Uber burned through its entire 2026 AI budget in four months. Salesforce is staring down a $300 million Anthropic bill. Meta built an internal leaderboard — Claudeonomics — where 85,000 employees competed to consume the most AI tokens and called it productivity. The leaderboard is gone now, quietly taken down in April after the press got hold of it. The invoices, however, are still arriving.
Tokenmaxxing — treating token consumption as a proxy for engineering output — has hit its reckoning. And the collateral damage is landing directly on the developers who actually ship code.
How We Got Here
The premise sounded reasonable enough: AI is a force multiplier, so more AI use means more output. CEOs loved it. It gave them a metric. Shopify, OpenAI, and Meta all encouraged maximal AI usage internally, with Meta’s top user reportedly burning 281 billion tokens in a single month — roughly 60 trillion tokens consumed across the company in that same period.
The problem is that token consumption measures an input, not an output. Counting tokens to measure productivity is exactly as useful as counting lines of code. Which is to say: it is actively misleading.
The Evidence Is In, and It’s Ugly
In March 2026, Faros AI published the Acceleration Whiplash report, drawing on two years of telemetry from 22,000 developers across more than 4,000 teams. The headline finding: high AI adoption improved throughput and cratered quality at the same time.
Developers completed 66% more epics, merged pull requests 16% faster, and closed tickets at 33.7% higher rates. But bugs per developer rose 54%. Incidents per pull request rose 242.7%. Code churn — the ratio of lines deleted to lines added — rose 861%. The developers burning the most tokens got roughly twice the output at ten times the cost.
According to startup EntelligenceAI, only 18 cents of every AI dollar actually makes it to shipped product. The remaining 82 cents goes toward fixing bugs the AI introduced, rewriting code that looked complete but wasn’t, and absorbing review delays caused by PRs that shouldn’t have been opened in the first place.
This is not an argument against AI-assisted development. It’s an argument against AI-assisted development measured by the wrong thing.

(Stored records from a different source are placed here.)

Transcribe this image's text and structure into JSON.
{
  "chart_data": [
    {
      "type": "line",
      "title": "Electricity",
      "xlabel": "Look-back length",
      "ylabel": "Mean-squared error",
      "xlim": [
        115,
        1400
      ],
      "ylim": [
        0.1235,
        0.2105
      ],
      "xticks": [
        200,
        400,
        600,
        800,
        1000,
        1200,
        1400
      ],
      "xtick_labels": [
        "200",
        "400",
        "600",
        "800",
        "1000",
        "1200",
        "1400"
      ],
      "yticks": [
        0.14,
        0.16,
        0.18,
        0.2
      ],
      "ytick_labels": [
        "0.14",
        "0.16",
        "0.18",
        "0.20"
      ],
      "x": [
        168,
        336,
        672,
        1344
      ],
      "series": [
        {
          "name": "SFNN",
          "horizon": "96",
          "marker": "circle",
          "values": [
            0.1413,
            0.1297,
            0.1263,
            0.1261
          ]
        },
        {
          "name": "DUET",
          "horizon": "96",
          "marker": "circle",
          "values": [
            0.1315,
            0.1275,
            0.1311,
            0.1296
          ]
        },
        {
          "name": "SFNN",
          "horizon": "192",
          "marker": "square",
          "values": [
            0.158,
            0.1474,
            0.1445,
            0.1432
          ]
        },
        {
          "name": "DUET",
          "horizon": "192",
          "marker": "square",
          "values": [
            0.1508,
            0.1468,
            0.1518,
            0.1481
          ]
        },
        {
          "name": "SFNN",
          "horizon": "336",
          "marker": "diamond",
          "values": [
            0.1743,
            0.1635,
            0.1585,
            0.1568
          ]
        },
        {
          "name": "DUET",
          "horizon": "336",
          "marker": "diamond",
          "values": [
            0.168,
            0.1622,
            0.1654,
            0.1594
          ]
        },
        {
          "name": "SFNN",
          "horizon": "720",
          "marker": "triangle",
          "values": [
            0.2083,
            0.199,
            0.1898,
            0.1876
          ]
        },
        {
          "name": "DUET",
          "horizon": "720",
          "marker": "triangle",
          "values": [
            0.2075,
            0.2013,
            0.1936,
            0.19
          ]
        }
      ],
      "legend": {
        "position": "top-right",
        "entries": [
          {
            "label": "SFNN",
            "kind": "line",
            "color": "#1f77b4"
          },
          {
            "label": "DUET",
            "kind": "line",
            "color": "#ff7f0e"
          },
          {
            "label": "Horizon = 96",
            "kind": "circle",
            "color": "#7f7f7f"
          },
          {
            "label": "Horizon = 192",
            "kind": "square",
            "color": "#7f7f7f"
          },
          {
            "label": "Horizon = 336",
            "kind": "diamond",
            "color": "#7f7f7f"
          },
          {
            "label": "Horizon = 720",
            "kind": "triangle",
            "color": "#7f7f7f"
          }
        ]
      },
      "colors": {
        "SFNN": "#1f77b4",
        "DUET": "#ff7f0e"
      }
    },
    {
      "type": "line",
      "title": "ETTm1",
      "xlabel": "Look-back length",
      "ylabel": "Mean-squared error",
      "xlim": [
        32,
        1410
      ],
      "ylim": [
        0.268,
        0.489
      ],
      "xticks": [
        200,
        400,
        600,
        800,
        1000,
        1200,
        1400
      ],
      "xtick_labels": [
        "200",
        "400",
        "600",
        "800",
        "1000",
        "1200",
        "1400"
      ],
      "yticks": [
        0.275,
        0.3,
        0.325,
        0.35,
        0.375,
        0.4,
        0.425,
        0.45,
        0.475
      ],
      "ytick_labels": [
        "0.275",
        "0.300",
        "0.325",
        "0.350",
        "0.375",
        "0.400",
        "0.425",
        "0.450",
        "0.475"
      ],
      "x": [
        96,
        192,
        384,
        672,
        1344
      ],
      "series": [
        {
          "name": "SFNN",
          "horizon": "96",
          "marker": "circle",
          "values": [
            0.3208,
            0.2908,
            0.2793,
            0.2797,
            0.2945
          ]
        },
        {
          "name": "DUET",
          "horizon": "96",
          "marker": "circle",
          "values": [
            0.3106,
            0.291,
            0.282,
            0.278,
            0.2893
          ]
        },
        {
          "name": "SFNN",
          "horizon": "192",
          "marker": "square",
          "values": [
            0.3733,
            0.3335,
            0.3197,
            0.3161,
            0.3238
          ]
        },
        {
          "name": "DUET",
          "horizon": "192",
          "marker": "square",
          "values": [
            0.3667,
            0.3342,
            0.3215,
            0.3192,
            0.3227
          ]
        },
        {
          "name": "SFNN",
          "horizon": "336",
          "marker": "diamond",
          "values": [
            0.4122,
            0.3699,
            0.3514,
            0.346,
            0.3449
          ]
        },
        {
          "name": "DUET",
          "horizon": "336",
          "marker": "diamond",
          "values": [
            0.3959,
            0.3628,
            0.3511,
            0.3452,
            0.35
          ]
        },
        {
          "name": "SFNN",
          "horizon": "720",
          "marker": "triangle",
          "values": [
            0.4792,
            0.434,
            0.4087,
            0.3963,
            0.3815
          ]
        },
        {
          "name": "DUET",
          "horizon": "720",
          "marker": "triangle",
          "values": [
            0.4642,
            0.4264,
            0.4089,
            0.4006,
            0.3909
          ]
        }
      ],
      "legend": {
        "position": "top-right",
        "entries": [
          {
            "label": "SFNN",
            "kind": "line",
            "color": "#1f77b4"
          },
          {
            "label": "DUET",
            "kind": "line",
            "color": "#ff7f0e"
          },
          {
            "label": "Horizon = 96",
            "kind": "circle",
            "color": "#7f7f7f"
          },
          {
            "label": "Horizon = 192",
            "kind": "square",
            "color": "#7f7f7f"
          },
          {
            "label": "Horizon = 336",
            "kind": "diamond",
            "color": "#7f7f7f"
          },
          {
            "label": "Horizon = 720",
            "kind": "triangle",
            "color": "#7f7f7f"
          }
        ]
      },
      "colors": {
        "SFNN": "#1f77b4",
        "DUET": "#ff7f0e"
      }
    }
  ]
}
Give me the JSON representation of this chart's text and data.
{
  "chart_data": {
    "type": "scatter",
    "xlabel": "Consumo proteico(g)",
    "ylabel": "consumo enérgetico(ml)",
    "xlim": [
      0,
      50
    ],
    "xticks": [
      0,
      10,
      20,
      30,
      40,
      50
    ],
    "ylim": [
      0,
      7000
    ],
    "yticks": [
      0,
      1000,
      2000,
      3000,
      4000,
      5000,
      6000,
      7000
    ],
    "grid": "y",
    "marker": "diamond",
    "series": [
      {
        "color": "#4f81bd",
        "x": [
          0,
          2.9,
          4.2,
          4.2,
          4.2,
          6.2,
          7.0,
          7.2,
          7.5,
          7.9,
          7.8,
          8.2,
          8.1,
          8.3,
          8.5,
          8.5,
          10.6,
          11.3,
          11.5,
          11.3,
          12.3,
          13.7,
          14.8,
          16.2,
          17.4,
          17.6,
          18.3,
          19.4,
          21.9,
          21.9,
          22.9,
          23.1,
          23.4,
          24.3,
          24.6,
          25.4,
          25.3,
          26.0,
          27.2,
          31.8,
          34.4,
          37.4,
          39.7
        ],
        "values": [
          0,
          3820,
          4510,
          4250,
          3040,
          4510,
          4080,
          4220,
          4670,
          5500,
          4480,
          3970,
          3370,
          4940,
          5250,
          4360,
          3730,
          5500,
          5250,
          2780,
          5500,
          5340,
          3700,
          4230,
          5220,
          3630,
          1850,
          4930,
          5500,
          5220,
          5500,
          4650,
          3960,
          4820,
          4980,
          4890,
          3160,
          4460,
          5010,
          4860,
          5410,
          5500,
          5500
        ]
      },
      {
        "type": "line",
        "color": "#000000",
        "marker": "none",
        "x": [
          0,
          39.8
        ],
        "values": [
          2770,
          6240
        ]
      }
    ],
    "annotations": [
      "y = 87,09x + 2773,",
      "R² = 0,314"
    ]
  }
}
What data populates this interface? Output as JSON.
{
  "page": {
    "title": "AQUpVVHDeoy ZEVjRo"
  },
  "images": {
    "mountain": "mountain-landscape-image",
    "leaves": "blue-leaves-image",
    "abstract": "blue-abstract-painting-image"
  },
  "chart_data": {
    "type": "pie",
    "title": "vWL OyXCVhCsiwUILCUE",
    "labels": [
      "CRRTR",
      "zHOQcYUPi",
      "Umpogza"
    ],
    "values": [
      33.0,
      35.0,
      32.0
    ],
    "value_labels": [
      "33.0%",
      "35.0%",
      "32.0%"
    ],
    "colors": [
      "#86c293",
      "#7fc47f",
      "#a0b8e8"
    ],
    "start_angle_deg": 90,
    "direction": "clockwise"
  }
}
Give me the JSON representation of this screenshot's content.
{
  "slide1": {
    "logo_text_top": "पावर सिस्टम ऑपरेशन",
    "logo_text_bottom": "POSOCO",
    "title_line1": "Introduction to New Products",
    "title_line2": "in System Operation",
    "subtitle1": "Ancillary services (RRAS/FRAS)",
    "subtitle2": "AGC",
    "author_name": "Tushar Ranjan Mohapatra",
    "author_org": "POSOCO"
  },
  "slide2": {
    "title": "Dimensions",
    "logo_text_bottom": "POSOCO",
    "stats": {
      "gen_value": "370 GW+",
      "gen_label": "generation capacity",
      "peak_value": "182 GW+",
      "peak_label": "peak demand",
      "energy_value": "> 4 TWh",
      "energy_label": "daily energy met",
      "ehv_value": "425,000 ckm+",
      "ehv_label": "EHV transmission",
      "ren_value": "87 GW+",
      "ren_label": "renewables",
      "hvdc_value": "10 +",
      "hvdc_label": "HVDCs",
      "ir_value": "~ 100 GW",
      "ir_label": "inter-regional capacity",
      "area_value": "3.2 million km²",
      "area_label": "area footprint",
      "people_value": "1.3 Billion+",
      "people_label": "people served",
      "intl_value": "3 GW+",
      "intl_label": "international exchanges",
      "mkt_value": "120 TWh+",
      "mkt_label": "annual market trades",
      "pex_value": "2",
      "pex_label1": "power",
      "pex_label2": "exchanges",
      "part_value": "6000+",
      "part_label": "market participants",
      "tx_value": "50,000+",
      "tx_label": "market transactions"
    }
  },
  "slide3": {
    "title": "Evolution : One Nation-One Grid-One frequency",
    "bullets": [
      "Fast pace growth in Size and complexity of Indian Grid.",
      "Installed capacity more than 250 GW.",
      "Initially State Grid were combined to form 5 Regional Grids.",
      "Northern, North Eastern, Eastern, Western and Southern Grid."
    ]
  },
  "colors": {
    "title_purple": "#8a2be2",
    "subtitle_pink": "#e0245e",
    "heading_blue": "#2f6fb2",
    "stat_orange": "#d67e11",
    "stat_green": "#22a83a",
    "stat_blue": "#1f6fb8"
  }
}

Four Things to Fix Before Your Budget Meeting
The good news: teams that route workloads intelligently and manage context carefully are consistently reporting 60–90% cost reductions without measurable quality loss. These are not theoretical gains — they come from architectural decisions you can start making today.
1. Turn On Prompt Caching
Cache reads on Claude Sonnet 4.6 cost $0.30 per million tokens — a 90% discount off the standard $3.00 rate. The requirement is structural: put static content at the top of your prompts (system instructions, tool definitions, reference documents) and dynamic content at the bottom. After roughly 1.4 cache reads, the savings pay for the initial write. Teams applying this consistently eliminate 30–50% of their token spend with no code changes. The Claude Code cost documentation covers implementation specifics.
2. Route Tasks to the Right Model
Haiku runs roughly 25 times cheaper per token than Opus. For classification, extraction, and summarization tasks — which account for the bulk of most agentic workflows — the quality difference between the two is negligible. The teams paying $18.40 per million tokens are routing everything to frontier models. The teams paying $2.31 per million tokens route 80% of workloads to cheaper tiers and reserve Opus for tasks where reasoning depth genuinely matters.
3. Manage Context Aggressively
By message 30 in a session, you may be carrying 50,000 tokens of conversation history on every single send — most of it irrelevant to the current task. Use /clear when you switch contexts. Treat session history as a liability that accumulates interest. The cost of stale context compounds across every subsequent message until you reset.
4. Batch What You Can
Batch API calls receive a 50% discount and stack cleanly with prompt caching. Applied together, eligible workloads can land below 25% of standard per-token cost. Not every task is batch-eligible, but evaluation pipelines, nightly jobs, and bulk analysis runs almost always are.
The Metric That Actually Matters
Salesforce, notably, has proposed moving to outcome-based metrics: shipped features, reduced incident rates, measurable business impact per engineer. This is where the industry should have started. TechCrunch’s June 2026 analysis of the enterprise token crisis makes it clear: the companies in the worst shape are not the ones that used the most AI. They’re the ones that used the most AI without any mechanism to ask whether it was working.
The Fortune report on Uber’s token budget puts it plainly: if you cannot draw a direct line from AI spend to shipped features, the spend is not justified. That line does not run through a token consumption leaderboard. It runs through working code.